The prospect of thousands of Corbyn-loving left-wingers voting in the internal contest is deemed in some quarters to be a threat to these ambitions.

However, such fears look to be unfounded.

For one thing, the franchise will be restricted to members and exclude registered or affiliated supporters.

Labour’s governing Scottish Executive Committee (SEC) also decided in June that the freeze date for members voting in the List rankings process will be June 13th.

At this point, Corbyn was not on the ballot and the surge in members sympathetic to him had not taken hold.

In other words, Corbyn’s bedrock support – the new tiers of party supporters, plus newly recruited members – won’t get a say in who will be Scottish Labour's A-list candidates next year.

The SEC meets again on Saturday and, if the June 13th freeze date is revisited, I am told it will be pushed back even further.

The end result is that Corbyn-mania is unlikely to have an effect on the selection of Labour candidates for next year.

Monday 10 August 2015

Save your sources

Since last month, I have written articles for the Sunday Herald/Herald on police using surveillance legislation to establish contact between journalists and their sources.

The sterling work of the Press Gazette last year led to the law being changed in this area.

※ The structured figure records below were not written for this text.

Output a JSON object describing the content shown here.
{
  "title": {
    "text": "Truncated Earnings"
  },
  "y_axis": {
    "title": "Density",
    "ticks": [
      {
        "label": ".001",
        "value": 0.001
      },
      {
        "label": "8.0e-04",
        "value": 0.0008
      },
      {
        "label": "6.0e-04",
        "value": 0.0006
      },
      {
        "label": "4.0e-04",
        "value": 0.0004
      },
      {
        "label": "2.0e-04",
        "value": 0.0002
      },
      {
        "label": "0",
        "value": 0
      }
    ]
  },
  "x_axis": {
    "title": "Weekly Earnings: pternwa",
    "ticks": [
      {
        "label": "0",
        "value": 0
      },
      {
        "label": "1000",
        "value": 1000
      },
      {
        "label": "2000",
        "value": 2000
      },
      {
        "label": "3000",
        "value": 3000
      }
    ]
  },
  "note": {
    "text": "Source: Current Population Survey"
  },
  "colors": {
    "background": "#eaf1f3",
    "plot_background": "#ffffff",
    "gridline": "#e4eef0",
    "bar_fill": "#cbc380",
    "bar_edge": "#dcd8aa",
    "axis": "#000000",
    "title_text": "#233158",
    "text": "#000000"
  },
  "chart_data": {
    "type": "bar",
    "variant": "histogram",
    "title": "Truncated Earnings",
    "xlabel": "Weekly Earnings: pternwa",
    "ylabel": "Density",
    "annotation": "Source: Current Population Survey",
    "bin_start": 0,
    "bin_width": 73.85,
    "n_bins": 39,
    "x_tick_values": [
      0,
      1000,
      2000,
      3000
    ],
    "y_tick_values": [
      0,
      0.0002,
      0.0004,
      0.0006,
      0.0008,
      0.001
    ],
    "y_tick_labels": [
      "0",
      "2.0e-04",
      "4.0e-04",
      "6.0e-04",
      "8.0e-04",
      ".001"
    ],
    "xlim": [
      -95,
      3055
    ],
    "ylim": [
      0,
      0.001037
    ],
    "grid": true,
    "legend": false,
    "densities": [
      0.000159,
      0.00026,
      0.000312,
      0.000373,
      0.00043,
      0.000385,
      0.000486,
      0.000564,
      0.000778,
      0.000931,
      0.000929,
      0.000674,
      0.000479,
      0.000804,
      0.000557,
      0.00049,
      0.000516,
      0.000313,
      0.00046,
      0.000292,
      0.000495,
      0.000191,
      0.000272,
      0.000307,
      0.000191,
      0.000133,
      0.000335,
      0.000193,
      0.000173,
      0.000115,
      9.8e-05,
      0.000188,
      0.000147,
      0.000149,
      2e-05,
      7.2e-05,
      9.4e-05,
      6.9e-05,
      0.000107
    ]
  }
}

From March 25th, police must seek judicial approval to access details of our phone records, texts and emails.

However, as the Sunday Herald revealed, Police Scotland is one of two forces to have breached these new rules.

The row over this individual violation will rumble on, but a wider question is whether Police Scotland used this tactic before March.

The IOCCO, which monitors the use of the RIPA, reported earlier this year that police forces had applied for communications data (in relation to journalists and their sources) on hundreds of occasions.

Any journalist who writes about the single force and is concerned their phone records/texts may have been accessed can respond in a constructive way.

A Subject Access Request (SAR) gives citizens a qualified right to all information held on them by ‘data controllers’, which includes public bodies.

I suggest journalists who have written public interest stories on Police Scotland click on the following link and print off the form:


In the ‘any other information box’ (second box from the bottom) it would be wise to ask for the following:

-          - All applications for communications data relating to [you] in relation to Police Scotland
-          - The results of all applications for communications data relating to [you] in relation to Police Scotland
-          - All information held on [you] by the single force's Counter Corruption Unit

A SAR will cost you £10. The National Union of Journalists in Scotland is encouraging reporters to go down this route. I agree.